The ones being asked were three impassive cavalrymen, three subedars, all men with grey beards down to their stomachs, who looked as if they had between them at least three half-centuries of service, if not more, and the trio, arms folded, looked steadily at the English, not even deigning to shrug. Exasperated, Sarthi got into the boat and found a seat, his hands clutched in front of him.

‘Those who ask impossibilities,’ the oldest of the grey-beards murmured as the boat pulled away, ‘can accuse no one of mutiny.’

‘Yes, yes, subedar sahib,’ the others said with much nodding, ‘never heard anything like it.’

And with this the cavalry retired from the field.

Sanjay walked back through the camp, where everybody had adopted the quiet voices and significant tones of crisis. Sikander’s mother had taken her daughters into the remotest nook of the tent, with two old women-servants set to guard them. As soon as Chotta saw him, he pulled him aside.

‘We’re holding a war council, you have to come and sit with us.’

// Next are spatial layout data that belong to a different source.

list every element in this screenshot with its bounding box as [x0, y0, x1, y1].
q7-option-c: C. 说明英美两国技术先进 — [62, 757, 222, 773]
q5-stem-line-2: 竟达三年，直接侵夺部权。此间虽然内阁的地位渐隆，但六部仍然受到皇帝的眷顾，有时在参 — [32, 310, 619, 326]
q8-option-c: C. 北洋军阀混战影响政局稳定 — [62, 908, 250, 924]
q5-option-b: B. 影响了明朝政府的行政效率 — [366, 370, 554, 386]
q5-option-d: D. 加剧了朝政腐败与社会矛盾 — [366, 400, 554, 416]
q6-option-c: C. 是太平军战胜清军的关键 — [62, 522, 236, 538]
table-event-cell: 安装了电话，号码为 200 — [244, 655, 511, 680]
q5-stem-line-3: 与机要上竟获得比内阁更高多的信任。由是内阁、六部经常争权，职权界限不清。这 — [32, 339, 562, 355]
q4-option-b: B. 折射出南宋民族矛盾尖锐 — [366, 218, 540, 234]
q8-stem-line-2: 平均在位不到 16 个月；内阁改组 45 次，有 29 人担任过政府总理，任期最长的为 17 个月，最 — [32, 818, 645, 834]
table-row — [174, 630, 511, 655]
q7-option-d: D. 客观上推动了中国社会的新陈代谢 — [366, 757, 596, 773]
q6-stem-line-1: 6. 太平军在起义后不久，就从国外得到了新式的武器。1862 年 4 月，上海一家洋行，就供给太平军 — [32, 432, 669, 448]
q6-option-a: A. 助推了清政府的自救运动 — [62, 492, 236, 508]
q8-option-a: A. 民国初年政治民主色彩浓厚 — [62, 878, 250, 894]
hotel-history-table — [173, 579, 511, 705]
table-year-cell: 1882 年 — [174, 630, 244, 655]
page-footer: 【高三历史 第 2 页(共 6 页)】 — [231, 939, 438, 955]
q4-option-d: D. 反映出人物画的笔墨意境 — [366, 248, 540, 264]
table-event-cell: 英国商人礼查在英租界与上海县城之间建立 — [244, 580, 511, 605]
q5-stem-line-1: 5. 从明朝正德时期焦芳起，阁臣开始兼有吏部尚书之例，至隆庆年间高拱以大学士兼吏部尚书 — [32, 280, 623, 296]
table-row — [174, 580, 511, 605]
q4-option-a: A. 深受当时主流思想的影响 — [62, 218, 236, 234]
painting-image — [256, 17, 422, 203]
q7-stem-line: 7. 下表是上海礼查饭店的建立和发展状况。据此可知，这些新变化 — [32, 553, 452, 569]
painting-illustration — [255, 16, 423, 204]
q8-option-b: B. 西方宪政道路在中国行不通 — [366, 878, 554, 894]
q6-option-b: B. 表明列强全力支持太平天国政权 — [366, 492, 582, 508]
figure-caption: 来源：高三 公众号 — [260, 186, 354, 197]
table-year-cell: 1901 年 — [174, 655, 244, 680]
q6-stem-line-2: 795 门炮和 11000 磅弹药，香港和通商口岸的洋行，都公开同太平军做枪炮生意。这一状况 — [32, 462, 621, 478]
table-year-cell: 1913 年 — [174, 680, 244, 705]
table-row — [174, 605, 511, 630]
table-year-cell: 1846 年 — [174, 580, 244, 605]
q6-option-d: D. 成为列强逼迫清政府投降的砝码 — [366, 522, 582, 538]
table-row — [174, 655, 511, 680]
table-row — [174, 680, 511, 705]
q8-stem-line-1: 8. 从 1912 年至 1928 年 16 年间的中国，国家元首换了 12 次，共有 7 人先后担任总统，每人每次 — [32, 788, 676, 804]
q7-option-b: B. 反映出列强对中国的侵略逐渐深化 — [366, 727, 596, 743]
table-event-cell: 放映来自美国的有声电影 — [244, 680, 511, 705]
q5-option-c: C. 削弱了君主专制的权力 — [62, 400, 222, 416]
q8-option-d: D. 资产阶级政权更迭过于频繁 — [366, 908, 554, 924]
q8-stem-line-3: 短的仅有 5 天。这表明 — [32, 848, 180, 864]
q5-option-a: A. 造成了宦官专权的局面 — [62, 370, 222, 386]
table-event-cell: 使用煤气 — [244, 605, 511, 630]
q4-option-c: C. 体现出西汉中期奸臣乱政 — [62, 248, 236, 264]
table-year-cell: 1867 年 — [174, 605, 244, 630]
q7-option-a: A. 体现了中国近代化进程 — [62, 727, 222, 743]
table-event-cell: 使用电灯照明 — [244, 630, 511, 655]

Sanjay let Chotta pull him to a seat on the carpet, but his attention was on his uncle, who was sitting with his knees drawn up to his chest and his hands clasped in front of his shins; Ram Mohan’s eyes were barely visible above the white cloth that could not conceal the knobbed, pitiful shapes of his extremities.

‘The best defence, as everybody knows, is an effective offence,’ Sikander said. ‘We will raid them tonight.’